Of course everyone wants to be like the Red Queen (Alice in Wonderland), and believe six impossible things before breakfast. It sounds so inviting. You do nothing, magic occurs, and the impossible happens!
But it just isn’t like that in the security world. Let me give you a concrete example of what I mean. But please recall that in the modern world of Digital Millennium Copyright it is, as you will know, totally illegal to investigate technology security measures and find ways around them, and even more illegal to publish that information, so let me hasten to make it absolutely clear that what I am describing is a completely hypothetical system, and is not based upon the inspection of any actual mechanisms that may have been implemented by anyone for any purpose.
There has been a theoretical approach, discussed on some web sites, that you can secure the content of web pages just by adding some extra code to the web page.

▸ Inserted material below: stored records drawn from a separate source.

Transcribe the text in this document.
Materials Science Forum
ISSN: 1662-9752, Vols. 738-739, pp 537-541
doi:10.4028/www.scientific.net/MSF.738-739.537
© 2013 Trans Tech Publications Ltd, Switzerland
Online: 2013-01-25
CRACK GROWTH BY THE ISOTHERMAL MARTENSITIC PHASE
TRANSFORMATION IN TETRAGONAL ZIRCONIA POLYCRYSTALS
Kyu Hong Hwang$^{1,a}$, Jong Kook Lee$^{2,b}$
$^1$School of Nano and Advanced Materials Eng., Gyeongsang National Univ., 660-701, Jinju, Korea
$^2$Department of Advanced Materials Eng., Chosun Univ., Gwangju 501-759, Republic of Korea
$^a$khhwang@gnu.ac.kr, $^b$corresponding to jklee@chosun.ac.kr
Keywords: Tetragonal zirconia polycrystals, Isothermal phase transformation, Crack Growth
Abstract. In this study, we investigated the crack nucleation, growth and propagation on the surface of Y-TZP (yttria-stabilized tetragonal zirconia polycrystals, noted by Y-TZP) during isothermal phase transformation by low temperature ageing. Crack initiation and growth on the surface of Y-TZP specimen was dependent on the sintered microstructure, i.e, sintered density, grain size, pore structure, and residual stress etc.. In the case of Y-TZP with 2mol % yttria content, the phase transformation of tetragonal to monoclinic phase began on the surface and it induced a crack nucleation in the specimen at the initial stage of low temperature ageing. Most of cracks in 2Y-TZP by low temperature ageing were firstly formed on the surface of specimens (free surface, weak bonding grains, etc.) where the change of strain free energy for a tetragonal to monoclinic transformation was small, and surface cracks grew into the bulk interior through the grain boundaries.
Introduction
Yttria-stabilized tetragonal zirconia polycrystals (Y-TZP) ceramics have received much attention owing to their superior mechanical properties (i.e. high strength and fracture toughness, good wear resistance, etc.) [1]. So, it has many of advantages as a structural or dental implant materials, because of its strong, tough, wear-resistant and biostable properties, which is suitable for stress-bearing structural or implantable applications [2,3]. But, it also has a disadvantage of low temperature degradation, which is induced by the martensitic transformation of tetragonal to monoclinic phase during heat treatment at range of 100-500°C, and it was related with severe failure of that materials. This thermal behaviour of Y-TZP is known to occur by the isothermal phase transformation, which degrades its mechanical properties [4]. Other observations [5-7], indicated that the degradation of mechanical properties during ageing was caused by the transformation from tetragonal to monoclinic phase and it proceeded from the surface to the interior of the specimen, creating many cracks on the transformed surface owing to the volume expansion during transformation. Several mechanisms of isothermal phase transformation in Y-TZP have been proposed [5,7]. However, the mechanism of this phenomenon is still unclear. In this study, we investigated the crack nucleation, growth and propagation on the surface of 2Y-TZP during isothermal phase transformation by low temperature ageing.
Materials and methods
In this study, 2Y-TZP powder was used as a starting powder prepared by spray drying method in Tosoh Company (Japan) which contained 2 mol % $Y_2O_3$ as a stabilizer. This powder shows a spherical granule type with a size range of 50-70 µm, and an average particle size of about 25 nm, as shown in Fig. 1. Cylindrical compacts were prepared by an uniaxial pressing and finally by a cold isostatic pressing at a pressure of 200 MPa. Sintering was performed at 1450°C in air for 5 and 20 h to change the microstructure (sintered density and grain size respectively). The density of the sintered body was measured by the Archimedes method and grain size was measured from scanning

The conceptual approach is that you include a bit of Java code which encrypts the page content.
Of course anyone implementing such an approach would need to be ABSOLUTELY certain that programs like Internet Explorer (IE) did not leave copies of everything in its temporary folder – which it is ABSOLUTELY certain to have done – so the world and his wife can get hold of all the images on the web page without any effort at all.

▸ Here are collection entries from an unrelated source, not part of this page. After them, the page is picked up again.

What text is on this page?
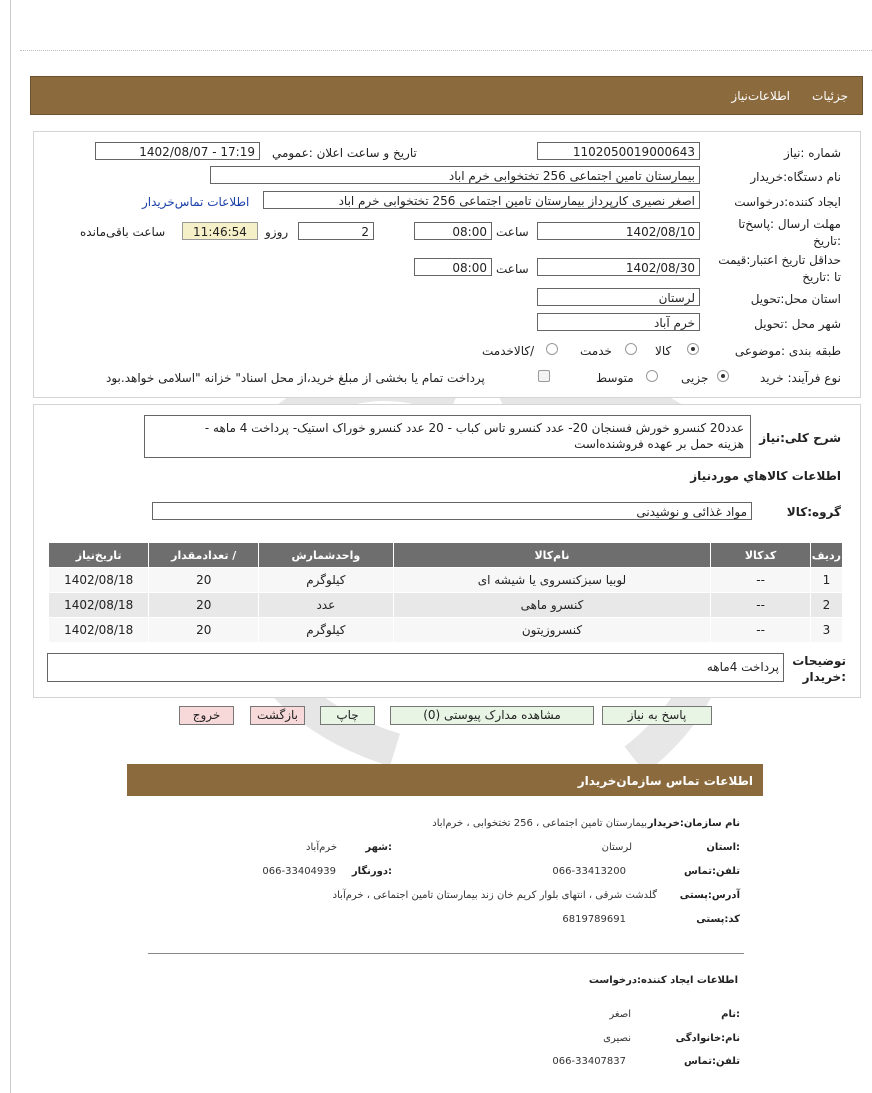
جزئیات
اطلاعات‌نیاز
شماره :نیاز
1102050019000643
تاریخ و ساعت اعلان :عمومي
1402/08/07 - 17:19
نام دستگاه:خریدار
بیمارستان تامین اجتماعی 256 تختخوابی خرم اباد
ایجاد کننده:درخواست
اصغر نصیری کارپرداز بیمارستان تامین اجتماعی 256 تختخوابی خرم اباد
اطلاعات تماس‌خریدار
مهلت ارسال :پاسخ‌تا
:تاریخ
1402/08/10
ساعت
08:00
2
روزو
11:46:54
ساعت باقی‌مانده
حداقل تاریخ اعتبار:قیمت
تا :تاریخ
1402/08/30
ساعت
08:00
استان محل:تحویل
لرستان
شهر محل :تحویل
خرم آباد
طبقه بندی :موضوعی
کالا
خدمت
/کالاخدمت
نوع فرآیند: خرید
جزیی
متوسط
پرداخت تمام یا بخشی از مبلغ خرید،از محل اسناد" خزانه "اسلامی خواهد.بود
شرح کلی:نیاز
عدد20 کنسرو خورش فسنجان 20- عدد کنسرو تاس کباب - 20 عدد کنسرو خوراک استیک- پرداخت 4 ماهه -
هزینه حمل بر عهده فروشنده‌است
اطلاعات کالاهاي موردنیاز
گروه:کالا
مواد غذائی و نوشیدنی
ردیف	کدکالا	نام‌کالا	واحدشمارش	/ تعدادمقدار	تاریخ‌نیاز
1	--	لوبیا سبزکنسروی یا شیشه ای	کیلوگرم	20	1402/08/18
2	--	کنسرو ماهی	عدد	20	1402/08/18
3	--	کنسروزیتون	کیلوگرم	20	1402/08/18
توضیحات
:خریدار
پرداخت 4ماهه
پاسخ به نیاز
مشاهده مدارک پیوستی (0)
چاپ
بازگشت
خروج
اطلاعات تماس سازمان‌خریدار
نام سازمان:خریدار
بیمارستان تامین اجتماعی ، 256 تختخوابی ، خرم‌اباد
:استان
لرستان
:شهر
خرم‌آباد
تلفن:تماس
066-33413200
:دورنگار
066-33404939
آدرس:پستی
گلدشت شرقی ، انتهای بلوار کریم خان زند بیمارستان تامین اجتماعی ، خرم‌آباد
کد:پستی
6819789691
اطلاعات ایجاد کننده:درخواست
:نام
اصغر
نام:خانوادگی
نصیری
تلفن:تماس
066-33407837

Not much of a security control, I hear you say.
But it gets better.
Now, suppose that you Save As the page that you have downloaded, and then open the files up with something handy, like – Notepad (available on every Windows computer). Look down the file and you will find, more than likely somewhere near the bottom of the file, the decryption key (sometimes called a password?) so you really do now have all the information you could possible want to crack this approach.
And it gets worse.
But you have to remember that IE is definitely not the only browser in town. Hey, there are plenty more who want to be number one here. So let’s consider, say, Firefox, for example. Now a quick test will tell you that Firefox doesn’t implement Java controls in exactly the same way as IE, and you will more than likely find that you can do Copy and Paste from here of the information in the page, and just get everything without doing any real work at all. Almost a no-brainer.

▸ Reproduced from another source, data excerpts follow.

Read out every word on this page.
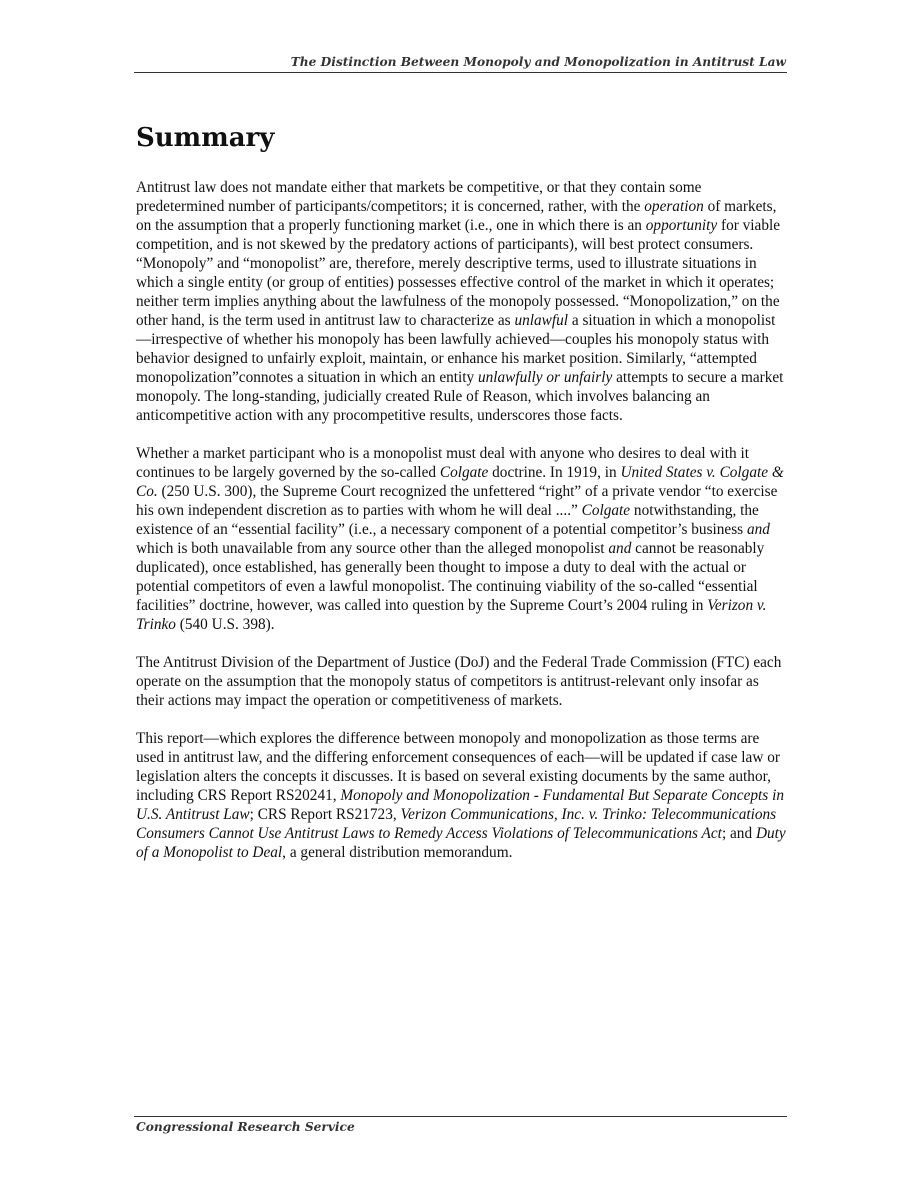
The Distinction Between Monopoly and Monopolization in Antitrust Law
Summary

Antitrust law does not mandate either that markets be competitive, or that they contain some predetermined number of participants/competitors; it is concerned, rather, with the operation of markets, on the assumption that a properly functioning market (i.e., one in which there is an opportunity for viable competition, and is not skewed by the predatory actions of participants), will best protect consumers. “Monopoly” and “monopolist” are, therefore, merely descriptive terms, used to illustrate situations in which a single entity (or group of entities) possesses effective control of the market in which it operates; neither term implies anything about the lawfulness of the monopoly possessed. “Monopolization,” on the other hand, is the term used in antitrust law to characterize as unlawful a situation in which a monopolist—irrespective of whether his monopoly has been lawfully achieved—couples his monopoly status with behavior designed to unfairly exploit, maintain, or enhance his market position. Similarly, “attempted monopolization”connotes a situation in which an entity unlawfully or unfairly attempts to secure a market monopoly. The long-standing, judicially created Rule of Reason, which involves balancing an anticompetitive action with any procompetitive results, underscores those facts.

Whether a market participant who is a monopolist must deal with anyone who desires to deal with it continues to be largely governed by the so-called Colgate doctrine. In 1919, in United States v. Colgate & Co. (250 U.S. 300), the Supreme Court recognized the unfettered “right” of a private vendor “to exercise his own independent discretion as to parties with whom he will deal ....” Colgate notwithstanding, the existence of an “essential facility” (i.e., a necessary component of a potential competitor’s business and which is both unavailable from any source other than the alleged monopolist and cannot be reasonably duplicated), once established, has generally been thought to impose a duty to deal with the actual or potential competitors of even a lawful monopolist. The continuing viability of the so-called “essential facilities” doctrine, however, was called into question by the Supreme Court’s 2004 ruling in Verizon v. Trinko (540 U.S. 398).

The Antitrust Division of the Department of Justice (DoJ) and the Federal Trade Commission (FTC) each operate on the assumption that the monopoly status of competitors is antitrust-relevant only insofar as their actions may impact the operation or competitiveness of markets.

This report—which explores the difference between monopoly and monopolization as those terms are used in antitrust law, and the differing enforcement consequences of each—will be updated if case law or legislation alters the concepts it discusses. It is based on several existing documents by the same author, including CRS Report RS20241, Monopoly and Monopolization - Fundamental But Separate Concepts in U.S. Antitrust Law; CRS Report RS21723, Verizon Communications, Inc. v. Trinko: Telecommunications Consumers Cannot Use Antitrust Laws to Remedy Access Violations of Telecommunications Act; and Duty of a Monopolist to Deal, a general distribution memorandum.

Congressional Research Service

And if that doesn’t work, then try one of the other browsers available. Just be careful not to let any of them become the default because they are highly competitive bits of software and would seriously like to take over your desktop. You see, no two browsers are alike, especially when it comes to security.
As a further, not entirely minor point, if I can do a copy of the entire page, and then drop it into one of the web page editors like Macromedia Dreamweaver then I can do whatever I feel like with the content, so that doesn’t make much for a DRM solution.
Now if you were to come across a company that claims to have implemented a theoretical solution like this one, then, without having to do any testing – hey – you wouldn’t want to break the law, would you, you already know the fundamental flaws in this theoretical approach, and you know to avoid the snake oil being offered.